More than 80 percent of our grain produce is transported by road, and, with the increase of fuel prices, businesses will pass on the burden to consumers as they struggle to absorb the added costs.
In addition to increased transport costs for agricultural products, higher crude-oil prices impact the costs of fertilisers, pesticides and herbicides needed for crop farming. As a result, many facets of our economy, particularly agriculture, are affected by fuel-price hikes.
Despite renewed optimism in the transport sector that came with the appointment of President Ramaphosa, the sector is struggling under the new administration.
“Truckers in this country are not happy… Some (companies) have already retrenched drivers, so, for the foreseeable future, it is definitely going to be very bad,” concluded Phadi.
In light of this, the Minister of Energy, Jeff Radebe, in a written response to questions about fuel-price hikes, encouraged motorists and transporters to avoid unnecessary journeys. He further encouraged carpooling and “economical driving techniques” to counter fuel-price hikes…
Is deregulation the answer?
CEO of the Automobile Association, Collins Khumalo, notes that the high petrol price is a symptom of a weak economy, and that dealing with increases to fuel prices needs a broader overview of the current economic climate in the country.

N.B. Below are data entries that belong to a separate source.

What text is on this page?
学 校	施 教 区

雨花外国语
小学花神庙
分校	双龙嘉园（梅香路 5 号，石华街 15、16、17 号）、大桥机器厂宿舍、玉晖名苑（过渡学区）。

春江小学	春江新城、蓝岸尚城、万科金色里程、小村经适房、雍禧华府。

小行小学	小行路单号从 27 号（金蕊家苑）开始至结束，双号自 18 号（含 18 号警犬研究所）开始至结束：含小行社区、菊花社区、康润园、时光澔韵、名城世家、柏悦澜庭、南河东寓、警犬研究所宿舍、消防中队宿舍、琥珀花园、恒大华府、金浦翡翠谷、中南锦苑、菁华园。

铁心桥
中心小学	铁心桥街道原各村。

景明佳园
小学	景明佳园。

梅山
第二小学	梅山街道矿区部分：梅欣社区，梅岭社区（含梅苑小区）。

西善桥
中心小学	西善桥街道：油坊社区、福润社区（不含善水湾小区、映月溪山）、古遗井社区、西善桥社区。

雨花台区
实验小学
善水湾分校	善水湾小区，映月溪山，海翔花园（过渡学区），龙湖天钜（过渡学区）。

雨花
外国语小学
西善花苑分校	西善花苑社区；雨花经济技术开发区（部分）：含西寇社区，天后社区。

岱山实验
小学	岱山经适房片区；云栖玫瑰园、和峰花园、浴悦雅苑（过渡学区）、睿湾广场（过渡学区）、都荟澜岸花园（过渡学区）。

“Several options to reduce the fuel price have been put forward, but the reality is that the composition of the fuel price is complex and a single solution will not necessarily solve the problem,” he notes.
He adds that scrapping the indirect taxes on fuel – the R3,37/litre General Fuel Levy and R1,93/litre Road Accident Fund Levy – is not going to ease the pressure on consumers, as government will still have to collect this revenue through other means.
Meanwhile, deregulation will not fix the entire fuel price structure alone and is a long-term issue. Deregulation has many pros and cons.
“Regulation provides transparency in that the price is published monthly, and all the costs are visible. To a large extent, fluctuations in international product prices, and the rand/United States dollar exchange rate, are ‘smoothed out’ over a period of months,” he noted.
“A downside of deregulation is that service stations in remote areas may suffer because of their distance from supply points, while retailers who want to offer self-service options to consumers may have to retrench pump attendants,” Khumalo said.
“It is important to remember that rising fuel prices are an economic issue. What we all need to get behind is to understand how government is spending the money from the levies on fuel, and how any wastage in expenditure can be curbed. Thereafter the considerable onus on consumers will be eased in the long run,” he concludes.